January 12th, 2013

Anyone in Minneapolis who has had an issue with their personal computer or desktop printer has likely spent some time on a technical support hotline. Despite the inconvenience created by a technical issue, support staff often comes through with a solution. According to a recently filed class-action lawsuit, Hewlett-Packard, the major printer and computer manufacturer, has intentionally failed to compensate employees for overtime work they’ve completed.

The lawsuit claims that HP consistently considered technical workers exempt employees, which makes them ineligible for overtime pay. Even though the employees were putting in more than their fair share of hours, their compensation didn’t reflect the amount of work they completed. As such, employees have joined forces to hold the company liable for violating federal employment laws regarding fair compensation.

Over the last several years, HP has absorbed a number of technology companies and their technical-service employees. In the process, the company has failed to pay overtime to thousands of workers. Throughout this time, employees have apparently noticed a consistent pattern of employment misclassification in relation to the exempt and non-exempt status.

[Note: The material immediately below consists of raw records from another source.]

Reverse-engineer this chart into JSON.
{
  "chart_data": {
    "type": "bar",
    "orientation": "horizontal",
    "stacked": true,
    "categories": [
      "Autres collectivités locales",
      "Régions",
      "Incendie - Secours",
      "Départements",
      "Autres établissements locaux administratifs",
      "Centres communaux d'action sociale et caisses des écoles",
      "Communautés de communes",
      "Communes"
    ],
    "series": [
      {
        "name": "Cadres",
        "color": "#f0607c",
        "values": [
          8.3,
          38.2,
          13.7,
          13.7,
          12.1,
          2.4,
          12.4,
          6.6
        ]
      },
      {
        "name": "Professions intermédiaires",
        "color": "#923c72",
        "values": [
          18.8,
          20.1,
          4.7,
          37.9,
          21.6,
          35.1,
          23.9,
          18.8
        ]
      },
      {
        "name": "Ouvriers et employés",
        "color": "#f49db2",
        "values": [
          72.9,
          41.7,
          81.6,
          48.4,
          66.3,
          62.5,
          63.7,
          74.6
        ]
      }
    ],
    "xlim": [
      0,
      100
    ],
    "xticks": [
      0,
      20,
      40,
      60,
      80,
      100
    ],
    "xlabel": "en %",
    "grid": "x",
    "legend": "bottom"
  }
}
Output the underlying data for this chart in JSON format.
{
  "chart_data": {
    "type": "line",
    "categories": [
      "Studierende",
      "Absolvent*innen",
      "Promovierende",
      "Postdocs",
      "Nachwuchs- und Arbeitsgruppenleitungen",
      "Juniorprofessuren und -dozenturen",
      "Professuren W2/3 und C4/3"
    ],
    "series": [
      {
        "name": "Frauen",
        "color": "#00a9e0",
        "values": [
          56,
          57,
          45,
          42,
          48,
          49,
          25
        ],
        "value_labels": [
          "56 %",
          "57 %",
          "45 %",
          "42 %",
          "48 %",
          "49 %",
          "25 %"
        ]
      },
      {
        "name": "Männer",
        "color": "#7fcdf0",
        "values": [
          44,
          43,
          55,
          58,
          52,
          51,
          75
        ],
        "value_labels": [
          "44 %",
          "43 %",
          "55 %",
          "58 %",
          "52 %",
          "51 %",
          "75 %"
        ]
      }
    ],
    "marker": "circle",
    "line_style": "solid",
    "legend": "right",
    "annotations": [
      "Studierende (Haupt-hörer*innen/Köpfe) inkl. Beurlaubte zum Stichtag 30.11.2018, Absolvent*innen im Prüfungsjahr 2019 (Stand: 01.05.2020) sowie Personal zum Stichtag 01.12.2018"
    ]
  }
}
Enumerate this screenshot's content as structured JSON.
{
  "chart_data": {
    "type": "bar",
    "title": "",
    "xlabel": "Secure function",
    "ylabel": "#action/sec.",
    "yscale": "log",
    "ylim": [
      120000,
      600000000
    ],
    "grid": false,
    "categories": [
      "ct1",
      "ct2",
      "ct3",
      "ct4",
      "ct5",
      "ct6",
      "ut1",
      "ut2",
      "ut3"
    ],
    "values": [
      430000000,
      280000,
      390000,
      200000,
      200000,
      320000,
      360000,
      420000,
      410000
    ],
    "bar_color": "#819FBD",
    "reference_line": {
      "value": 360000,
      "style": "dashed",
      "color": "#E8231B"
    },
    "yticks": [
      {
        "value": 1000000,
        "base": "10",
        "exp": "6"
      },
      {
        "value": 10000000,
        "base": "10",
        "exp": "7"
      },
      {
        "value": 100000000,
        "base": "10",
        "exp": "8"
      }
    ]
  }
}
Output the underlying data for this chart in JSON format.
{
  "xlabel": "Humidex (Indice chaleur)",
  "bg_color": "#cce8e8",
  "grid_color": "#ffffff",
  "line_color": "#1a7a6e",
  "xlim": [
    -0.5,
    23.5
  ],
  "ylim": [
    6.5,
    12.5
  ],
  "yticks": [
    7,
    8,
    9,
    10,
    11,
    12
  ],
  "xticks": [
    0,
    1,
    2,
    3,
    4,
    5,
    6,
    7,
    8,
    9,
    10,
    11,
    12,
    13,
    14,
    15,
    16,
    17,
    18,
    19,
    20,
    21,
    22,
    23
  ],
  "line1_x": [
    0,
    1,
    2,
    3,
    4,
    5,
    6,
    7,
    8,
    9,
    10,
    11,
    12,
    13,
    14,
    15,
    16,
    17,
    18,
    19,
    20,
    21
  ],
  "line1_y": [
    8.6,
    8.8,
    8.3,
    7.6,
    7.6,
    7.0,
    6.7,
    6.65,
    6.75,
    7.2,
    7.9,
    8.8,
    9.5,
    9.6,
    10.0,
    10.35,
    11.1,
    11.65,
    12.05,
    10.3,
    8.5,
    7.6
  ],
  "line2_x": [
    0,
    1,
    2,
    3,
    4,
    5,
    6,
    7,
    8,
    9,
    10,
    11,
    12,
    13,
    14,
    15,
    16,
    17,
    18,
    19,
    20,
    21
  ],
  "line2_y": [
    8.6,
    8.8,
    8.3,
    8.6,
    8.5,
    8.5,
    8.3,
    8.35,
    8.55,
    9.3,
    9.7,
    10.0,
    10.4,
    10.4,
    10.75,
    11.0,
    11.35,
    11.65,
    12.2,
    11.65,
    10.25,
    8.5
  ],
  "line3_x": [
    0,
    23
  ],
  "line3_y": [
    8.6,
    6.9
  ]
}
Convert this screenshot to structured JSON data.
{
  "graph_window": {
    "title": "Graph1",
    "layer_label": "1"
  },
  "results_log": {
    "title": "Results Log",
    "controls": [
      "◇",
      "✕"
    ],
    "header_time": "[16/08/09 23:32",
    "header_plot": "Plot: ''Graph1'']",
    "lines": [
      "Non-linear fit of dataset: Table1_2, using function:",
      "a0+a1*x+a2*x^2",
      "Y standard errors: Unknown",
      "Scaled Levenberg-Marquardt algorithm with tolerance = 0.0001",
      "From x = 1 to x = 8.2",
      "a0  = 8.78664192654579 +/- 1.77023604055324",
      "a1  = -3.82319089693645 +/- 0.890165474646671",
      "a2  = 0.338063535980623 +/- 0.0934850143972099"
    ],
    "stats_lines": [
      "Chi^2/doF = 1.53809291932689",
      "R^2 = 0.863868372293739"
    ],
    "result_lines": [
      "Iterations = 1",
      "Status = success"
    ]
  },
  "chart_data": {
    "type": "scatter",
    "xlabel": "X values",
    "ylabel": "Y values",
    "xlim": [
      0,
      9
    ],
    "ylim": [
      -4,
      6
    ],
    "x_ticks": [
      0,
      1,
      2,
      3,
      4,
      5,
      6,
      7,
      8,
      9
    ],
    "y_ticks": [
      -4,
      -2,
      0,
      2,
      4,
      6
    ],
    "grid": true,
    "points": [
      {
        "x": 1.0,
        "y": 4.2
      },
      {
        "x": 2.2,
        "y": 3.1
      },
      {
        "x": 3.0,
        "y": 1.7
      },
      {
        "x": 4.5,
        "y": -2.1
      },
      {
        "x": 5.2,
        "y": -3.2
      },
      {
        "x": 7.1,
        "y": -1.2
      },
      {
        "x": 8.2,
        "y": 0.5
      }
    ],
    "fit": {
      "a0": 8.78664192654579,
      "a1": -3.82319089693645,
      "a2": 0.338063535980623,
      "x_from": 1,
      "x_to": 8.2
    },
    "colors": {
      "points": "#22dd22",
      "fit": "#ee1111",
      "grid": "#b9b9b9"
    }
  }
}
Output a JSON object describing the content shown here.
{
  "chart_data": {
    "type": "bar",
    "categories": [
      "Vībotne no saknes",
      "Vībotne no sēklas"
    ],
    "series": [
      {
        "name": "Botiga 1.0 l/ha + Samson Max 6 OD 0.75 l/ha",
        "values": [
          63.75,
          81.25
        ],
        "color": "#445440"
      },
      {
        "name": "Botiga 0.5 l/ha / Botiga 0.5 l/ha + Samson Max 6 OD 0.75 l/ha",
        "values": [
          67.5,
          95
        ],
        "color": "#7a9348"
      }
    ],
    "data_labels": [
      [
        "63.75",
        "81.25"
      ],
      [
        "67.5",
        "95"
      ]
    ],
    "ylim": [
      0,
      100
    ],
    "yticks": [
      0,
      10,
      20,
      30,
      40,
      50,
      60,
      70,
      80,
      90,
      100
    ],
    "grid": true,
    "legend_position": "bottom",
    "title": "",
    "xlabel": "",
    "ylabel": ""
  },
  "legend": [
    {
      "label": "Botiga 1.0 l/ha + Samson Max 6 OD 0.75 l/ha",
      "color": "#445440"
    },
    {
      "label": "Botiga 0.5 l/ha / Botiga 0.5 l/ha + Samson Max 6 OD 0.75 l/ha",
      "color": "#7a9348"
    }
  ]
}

Challenging the employment and compensation practices of a major company, such as HP, can be daunting task for one employee alone. This is exactly why the legal system allows employees to join together and seek compensation if they have all been affected by the same problem. By taking a stand, workers can ensure that their employers hear their concerns, take them seriously and work toward a resolution. Beyond compensating workers for the wages they have lost, a class-action suit such as this can inspire change and improve the work environment for current and future employees.